Recently it has been noted that there exists certain natural proteins, antibodies, that can recognize specific nanoparticles . For example, a specific antibody from the mouse immune system can specifically recognize derivatized C60 fullerenes with a binding affinity of about 25 nM.[3] From the studies carried out by Noon et al., it is hypothesized that the fullerene-binding site is formed at the interface of the light and heavy chains lined with a cluster of shape-complementary hydrophobic amino acid residues. As the covalent modifications of the functionalized fullerenes, occupy only a small fraction of the particle surface area, the largely unoccupied surface would be free to interact with the antibody. Therefore, in order to gain in-depth understanding of the detailed interactions of the nps and the antibody, molecular dynamics simulation is carried out using molecular dynamics simulation; the purpose of our theoretical modeling studies is to be able to identify the energetically favorable binding modes.[5]

For the modeling study, the initial coordinates of the antibody can be made available from the Protein Data Bank (PDB).[3][6]

The basic assumptions, as a first approximation, during the modeling study would be that the hydrophilic derivatizations do not play a critical role in the predominantly hydrophobic nanomaterial-antibody interactions and that the electronic structure remains undisturbed during the conjugation. The nanoparticle is docked into a suggested binding site from the previously done literature studies.[3] Polar-hydrogen potential function (PARAM19) and a modified TIP3P water solvent model for the protein is used.[1].

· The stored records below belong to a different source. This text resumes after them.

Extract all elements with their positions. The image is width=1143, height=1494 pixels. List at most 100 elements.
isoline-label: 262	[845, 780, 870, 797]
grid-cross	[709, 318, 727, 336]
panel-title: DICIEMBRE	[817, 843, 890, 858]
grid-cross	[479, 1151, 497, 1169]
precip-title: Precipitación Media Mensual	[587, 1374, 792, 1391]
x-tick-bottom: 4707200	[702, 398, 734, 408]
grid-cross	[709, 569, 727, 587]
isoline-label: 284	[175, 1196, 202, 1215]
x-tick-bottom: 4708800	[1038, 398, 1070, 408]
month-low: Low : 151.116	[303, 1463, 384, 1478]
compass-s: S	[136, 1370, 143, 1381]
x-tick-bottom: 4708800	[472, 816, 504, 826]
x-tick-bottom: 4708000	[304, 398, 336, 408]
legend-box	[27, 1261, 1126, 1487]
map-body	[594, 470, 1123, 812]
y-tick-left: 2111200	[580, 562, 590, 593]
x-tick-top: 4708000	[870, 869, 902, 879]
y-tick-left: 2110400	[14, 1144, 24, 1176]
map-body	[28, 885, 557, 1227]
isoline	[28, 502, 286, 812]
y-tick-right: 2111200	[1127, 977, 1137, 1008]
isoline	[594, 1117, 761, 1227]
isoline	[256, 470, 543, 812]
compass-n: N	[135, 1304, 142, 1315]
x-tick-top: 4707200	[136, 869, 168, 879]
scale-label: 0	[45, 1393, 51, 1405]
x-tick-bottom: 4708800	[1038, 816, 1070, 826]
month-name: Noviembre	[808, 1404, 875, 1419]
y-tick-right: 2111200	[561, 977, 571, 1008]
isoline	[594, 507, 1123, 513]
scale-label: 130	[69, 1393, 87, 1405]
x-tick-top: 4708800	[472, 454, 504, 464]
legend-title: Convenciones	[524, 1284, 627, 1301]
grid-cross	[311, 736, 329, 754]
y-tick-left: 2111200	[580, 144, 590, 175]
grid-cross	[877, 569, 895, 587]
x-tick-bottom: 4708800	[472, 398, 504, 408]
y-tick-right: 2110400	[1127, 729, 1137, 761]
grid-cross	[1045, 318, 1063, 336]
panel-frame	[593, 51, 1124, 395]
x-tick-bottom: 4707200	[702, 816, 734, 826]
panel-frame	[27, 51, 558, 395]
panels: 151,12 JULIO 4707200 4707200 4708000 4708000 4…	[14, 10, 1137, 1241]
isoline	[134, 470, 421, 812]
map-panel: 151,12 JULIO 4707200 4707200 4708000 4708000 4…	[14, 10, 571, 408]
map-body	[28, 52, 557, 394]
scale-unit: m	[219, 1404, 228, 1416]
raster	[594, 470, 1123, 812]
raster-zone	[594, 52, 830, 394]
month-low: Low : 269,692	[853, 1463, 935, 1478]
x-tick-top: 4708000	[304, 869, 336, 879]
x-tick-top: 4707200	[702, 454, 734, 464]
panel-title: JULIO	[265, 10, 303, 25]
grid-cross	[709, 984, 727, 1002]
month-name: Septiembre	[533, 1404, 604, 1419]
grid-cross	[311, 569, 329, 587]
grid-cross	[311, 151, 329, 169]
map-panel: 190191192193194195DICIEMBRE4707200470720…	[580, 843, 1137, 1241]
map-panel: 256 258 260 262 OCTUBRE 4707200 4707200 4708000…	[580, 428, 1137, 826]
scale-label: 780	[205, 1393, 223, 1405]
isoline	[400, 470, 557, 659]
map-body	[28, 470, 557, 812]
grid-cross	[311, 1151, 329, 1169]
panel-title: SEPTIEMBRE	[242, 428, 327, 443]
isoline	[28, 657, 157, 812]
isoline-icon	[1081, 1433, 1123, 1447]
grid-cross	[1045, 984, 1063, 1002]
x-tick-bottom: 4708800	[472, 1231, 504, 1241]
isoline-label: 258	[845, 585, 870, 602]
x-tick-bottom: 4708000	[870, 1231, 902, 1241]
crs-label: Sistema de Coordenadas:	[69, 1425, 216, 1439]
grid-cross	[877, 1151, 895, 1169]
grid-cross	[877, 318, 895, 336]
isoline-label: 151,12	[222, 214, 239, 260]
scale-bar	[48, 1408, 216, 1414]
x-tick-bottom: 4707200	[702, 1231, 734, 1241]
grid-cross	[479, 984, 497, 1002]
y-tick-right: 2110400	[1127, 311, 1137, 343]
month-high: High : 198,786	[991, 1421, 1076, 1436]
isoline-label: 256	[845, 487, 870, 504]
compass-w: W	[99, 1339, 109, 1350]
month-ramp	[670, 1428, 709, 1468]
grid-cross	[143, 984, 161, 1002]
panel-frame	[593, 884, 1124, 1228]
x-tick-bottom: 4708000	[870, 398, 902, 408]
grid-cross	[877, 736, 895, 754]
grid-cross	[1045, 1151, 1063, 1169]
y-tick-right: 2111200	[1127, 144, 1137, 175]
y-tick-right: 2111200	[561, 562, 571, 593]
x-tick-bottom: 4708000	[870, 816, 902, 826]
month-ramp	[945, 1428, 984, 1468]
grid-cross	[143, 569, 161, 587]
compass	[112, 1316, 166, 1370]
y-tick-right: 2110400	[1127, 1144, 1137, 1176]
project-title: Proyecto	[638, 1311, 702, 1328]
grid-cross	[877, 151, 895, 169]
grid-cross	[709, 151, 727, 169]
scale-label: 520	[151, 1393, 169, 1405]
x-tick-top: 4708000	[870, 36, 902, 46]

The simulation involves approximately 300 steps of minimization, using the Steepest Descent and the Newton Raphson method. To reduce the necessary simulation time, a highly efficient method for simulating the localized interactions in the active site of a protein, the stochastic boundary molecular dynamics (SBMD) is used. The reference point for partitioning the system in SBMD was chosen to be near the center of the nanomaterials, which is assumed to be a uniform sphere. The complex nano-bio system can be assumed to be separated into spherical reservoir and reaction zones; the latter is further sub-divided into a reaction region and a buffer region. The atoms in the reaction region are propagated by molecular dynamics, whereas those in the buffer region involve Langevin dynamics are retained using harmonic restoring forces.